When Sunderland student Chris Smith went to war, he'd reckoned without one thing - how cold it would be.

He could cope with the tough physical regime and even the mental torture. But the cold sent shivers down his spine as he joined a bunch of raw recruits in BBC1's new series Destination D-Day.

Chris temporarily deserted his geography studies at university in his home town to join 23 other young men, aged between 18 and 25, from around the country to train for the Normandy landings.

The plan was to put them through their military paces, watched by three Second World War veterans, in a four-week programme designed to be like the gruelling training that young men their age went through in the run-up to D-Day 60 years ago.

Coming from the North-East, with its reputation as being part of the "frozen North", you'd think 19-year-old Smith would be used to the cold.

"That's what everybody says, but there's no difference. You'd think we lived in the Antarctic the way they say that, but the first time out on exercise on Dartmoor it was minus 22 and we were just in sleeping bags," he says.

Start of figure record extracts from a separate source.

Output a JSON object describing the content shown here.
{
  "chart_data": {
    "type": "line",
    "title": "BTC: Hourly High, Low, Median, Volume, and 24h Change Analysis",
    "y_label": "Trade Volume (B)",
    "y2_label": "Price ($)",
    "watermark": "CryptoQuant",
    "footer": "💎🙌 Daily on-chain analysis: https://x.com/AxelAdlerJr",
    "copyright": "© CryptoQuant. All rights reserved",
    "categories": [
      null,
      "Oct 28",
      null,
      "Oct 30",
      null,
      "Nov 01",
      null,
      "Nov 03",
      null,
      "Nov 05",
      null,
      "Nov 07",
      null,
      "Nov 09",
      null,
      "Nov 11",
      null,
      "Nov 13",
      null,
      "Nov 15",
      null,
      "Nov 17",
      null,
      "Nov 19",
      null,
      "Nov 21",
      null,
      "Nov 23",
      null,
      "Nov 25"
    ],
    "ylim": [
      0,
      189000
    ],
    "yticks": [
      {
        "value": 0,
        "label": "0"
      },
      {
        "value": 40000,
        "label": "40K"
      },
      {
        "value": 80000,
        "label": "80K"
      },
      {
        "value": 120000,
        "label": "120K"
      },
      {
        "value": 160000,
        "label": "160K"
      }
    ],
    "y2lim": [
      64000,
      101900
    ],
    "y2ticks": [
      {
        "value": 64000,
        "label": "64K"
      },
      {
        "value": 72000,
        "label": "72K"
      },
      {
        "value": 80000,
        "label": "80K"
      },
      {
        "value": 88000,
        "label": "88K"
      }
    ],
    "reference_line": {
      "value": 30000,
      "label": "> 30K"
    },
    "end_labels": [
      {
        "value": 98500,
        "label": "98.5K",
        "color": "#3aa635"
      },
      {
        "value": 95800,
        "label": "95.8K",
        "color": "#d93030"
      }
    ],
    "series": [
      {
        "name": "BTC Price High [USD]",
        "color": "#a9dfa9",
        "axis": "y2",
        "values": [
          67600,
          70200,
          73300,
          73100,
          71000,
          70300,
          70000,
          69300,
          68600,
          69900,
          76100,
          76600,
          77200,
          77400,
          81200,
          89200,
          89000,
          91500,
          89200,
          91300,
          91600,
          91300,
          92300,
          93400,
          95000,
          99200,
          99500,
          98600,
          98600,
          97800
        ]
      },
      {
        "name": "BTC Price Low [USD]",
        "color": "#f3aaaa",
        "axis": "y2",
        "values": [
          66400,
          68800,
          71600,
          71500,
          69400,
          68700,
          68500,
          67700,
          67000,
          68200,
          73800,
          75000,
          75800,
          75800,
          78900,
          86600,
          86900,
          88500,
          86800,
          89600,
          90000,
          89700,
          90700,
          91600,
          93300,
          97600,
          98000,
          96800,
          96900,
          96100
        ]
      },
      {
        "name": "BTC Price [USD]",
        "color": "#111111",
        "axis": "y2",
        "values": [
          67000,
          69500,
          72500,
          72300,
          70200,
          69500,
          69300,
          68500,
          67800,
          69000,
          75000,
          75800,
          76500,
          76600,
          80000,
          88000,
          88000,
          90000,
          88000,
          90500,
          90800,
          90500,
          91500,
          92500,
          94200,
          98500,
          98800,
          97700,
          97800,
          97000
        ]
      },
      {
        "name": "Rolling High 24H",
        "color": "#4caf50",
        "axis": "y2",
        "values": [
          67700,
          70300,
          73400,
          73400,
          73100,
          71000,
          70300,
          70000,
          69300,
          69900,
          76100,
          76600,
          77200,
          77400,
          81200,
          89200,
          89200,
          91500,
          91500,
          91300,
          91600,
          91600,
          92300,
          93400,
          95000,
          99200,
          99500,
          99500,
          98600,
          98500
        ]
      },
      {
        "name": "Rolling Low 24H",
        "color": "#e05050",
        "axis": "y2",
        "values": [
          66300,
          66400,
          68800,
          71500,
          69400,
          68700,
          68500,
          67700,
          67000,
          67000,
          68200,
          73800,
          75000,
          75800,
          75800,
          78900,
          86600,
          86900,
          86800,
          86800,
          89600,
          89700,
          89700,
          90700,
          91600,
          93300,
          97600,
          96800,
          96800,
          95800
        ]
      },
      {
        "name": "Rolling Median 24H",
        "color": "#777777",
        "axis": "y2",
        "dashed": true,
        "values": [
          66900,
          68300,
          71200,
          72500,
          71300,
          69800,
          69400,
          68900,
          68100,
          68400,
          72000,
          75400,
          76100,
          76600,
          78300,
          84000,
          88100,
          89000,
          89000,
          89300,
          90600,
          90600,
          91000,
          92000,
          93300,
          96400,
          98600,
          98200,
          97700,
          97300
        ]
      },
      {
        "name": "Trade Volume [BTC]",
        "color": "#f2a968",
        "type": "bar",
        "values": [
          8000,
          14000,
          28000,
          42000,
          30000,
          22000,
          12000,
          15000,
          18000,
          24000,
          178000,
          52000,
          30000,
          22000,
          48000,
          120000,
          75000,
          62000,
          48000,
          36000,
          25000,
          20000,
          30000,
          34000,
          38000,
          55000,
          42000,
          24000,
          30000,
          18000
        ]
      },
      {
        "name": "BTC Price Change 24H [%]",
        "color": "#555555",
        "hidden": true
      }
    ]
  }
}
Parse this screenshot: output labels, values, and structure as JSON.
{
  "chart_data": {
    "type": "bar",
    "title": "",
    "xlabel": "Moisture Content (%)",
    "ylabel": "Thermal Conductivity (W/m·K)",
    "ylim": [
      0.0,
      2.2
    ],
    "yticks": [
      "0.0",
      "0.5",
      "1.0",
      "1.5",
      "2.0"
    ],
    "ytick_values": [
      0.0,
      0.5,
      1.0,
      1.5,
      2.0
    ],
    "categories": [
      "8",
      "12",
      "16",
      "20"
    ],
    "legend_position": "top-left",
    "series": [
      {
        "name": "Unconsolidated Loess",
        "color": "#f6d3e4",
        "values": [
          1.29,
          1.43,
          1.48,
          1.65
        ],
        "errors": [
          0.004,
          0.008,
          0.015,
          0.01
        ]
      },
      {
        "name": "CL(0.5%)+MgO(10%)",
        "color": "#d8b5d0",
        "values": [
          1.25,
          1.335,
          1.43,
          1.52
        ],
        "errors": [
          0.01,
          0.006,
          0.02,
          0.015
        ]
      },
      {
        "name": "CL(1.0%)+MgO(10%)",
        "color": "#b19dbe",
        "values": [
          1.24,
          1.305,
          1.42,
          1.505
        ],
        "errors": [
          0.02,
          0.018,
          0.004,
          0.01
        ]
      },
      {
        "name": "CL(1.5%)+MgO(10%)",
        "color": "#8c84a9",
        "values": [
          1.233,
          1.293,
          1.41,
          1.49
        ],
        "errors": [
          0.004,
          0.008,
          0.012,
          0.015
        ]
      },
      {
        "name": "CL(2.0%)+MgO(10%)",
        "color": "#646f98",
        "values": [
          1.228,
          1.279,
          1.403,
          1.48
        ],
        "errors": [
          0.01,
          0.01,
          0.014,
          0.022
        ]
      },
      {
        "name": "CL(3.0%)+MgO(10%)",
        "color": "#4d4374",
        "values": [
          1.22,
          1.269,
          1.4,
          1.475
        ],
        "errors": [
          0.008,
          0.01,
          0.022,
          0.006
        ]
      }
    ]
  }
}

"It was cold and there was a lot of waiting around. It was just the fact that the days were 20 hours long and we had practically no sleep - and it was so cold. I was never ever warm."

At one point, he almost quit - and he wasn't the first as several left within days of beginning training. "Two occasions I got up and changed, and said that I was going home," he confesses. "I was taken to the train station and was on the point of leaving, but at the last minute decided to stay."

He'd had some experience of military life in the army cadets. "But it's nothing compared to the real thing," says Smith, whose soldier brother Lee has just returned from serving with the British forces in Iraq.

This observational series - as the BBC calls it rather than reality TV - blends footage of the recruits undergoing training with the memories of the D-Day veterans.

It decided Smith against a career in the Army, which he had been considering, although he doesn't regret the experience. He'd originally applied to take part in another BBC series, SAS: Are You Tough Enough?. "I was too young but they must have kept my name on file. When this new programme came up, they asked me to do it. I was very keen," he says.

Following a selection weekend at Aldershot army camp, he was marched off immediately for intensive training with the other recruits. "The weekend was more about the physical side with swimming, running and that sort of thing. It was more to do with endurance than strength, and was a lot easier than the actual training," he recalls.

Recruits spent four weeks undertaking a variety of training programmes at military establishments all over the country. Most of the time they were in the dark about what was going to happen next. "They didn't tell you anything. It was really hush-hush. You had to try to squeeze out of them what you were doing the next day," he says.

Only 18, including Smith, completed the course. He entered for a challenge, and that's what he got. "Some of my mates say, 'how much did you get paid?' or 'why did you do it?'. But it's one of the experiences of a lifetime. I have no regrets," says Smith.

He was well aware there was one big difference between being a recruit in 1944 and 2004. "You knew in your head that you weren't going to war at the end of it, but you still got trained up to fight," he says. "It was the same physically, but mentally, you knew you could go home any time you wanted. Recruits in those days didn't have that choice."

Smith spent his 19th birthday on Monday away on a field study trip in Scarborough. He wasn't worried about being away from home this time - "even if it was just a hostel it would be luxury compared to training camp".

Making Destination D-Day, he enjoyed the company of the veterans, Jimmy Green, Reg Rymer and Frank Rosier. "They told us some great stories," he says.

"They were really canny and good to us. They used to bring us chocolate bars when we had to eat rations like horrible baby food. We watched old training films with the veterans and they started to get quite emotional."

Rosier, who was 18 on D-Day and lost an eye in the campaign, is equally proud of Smith and the other lads. "I admire those boys because what they did in four weeks took us four months. They were doing things off the hoof and weren't getting any rest," he says.

"Our role was encouragement and trying to teach them a sense of purpose of what we were doing out there. I think we succeeded because right from the beginning we told them they would have to work together, help one another and get by as a team.

"The whole essence of what we taught them was fitness, confidence and teamwork."

He recalls his own first lesson in teamwork, coming off a landing craft and being told to wait for the rest of his section. "Are you going to win on your own?" his commander inquired.

"By the end of the month, I think we'd worked up quite a friendship with these boys," he says. "They asked, 'do you think we could do what you did?' and I replied, 'of course, you could - but I don't want you to have the chance'."

* Destination D-Day is on BBC1 at 8pm on Wednesdays.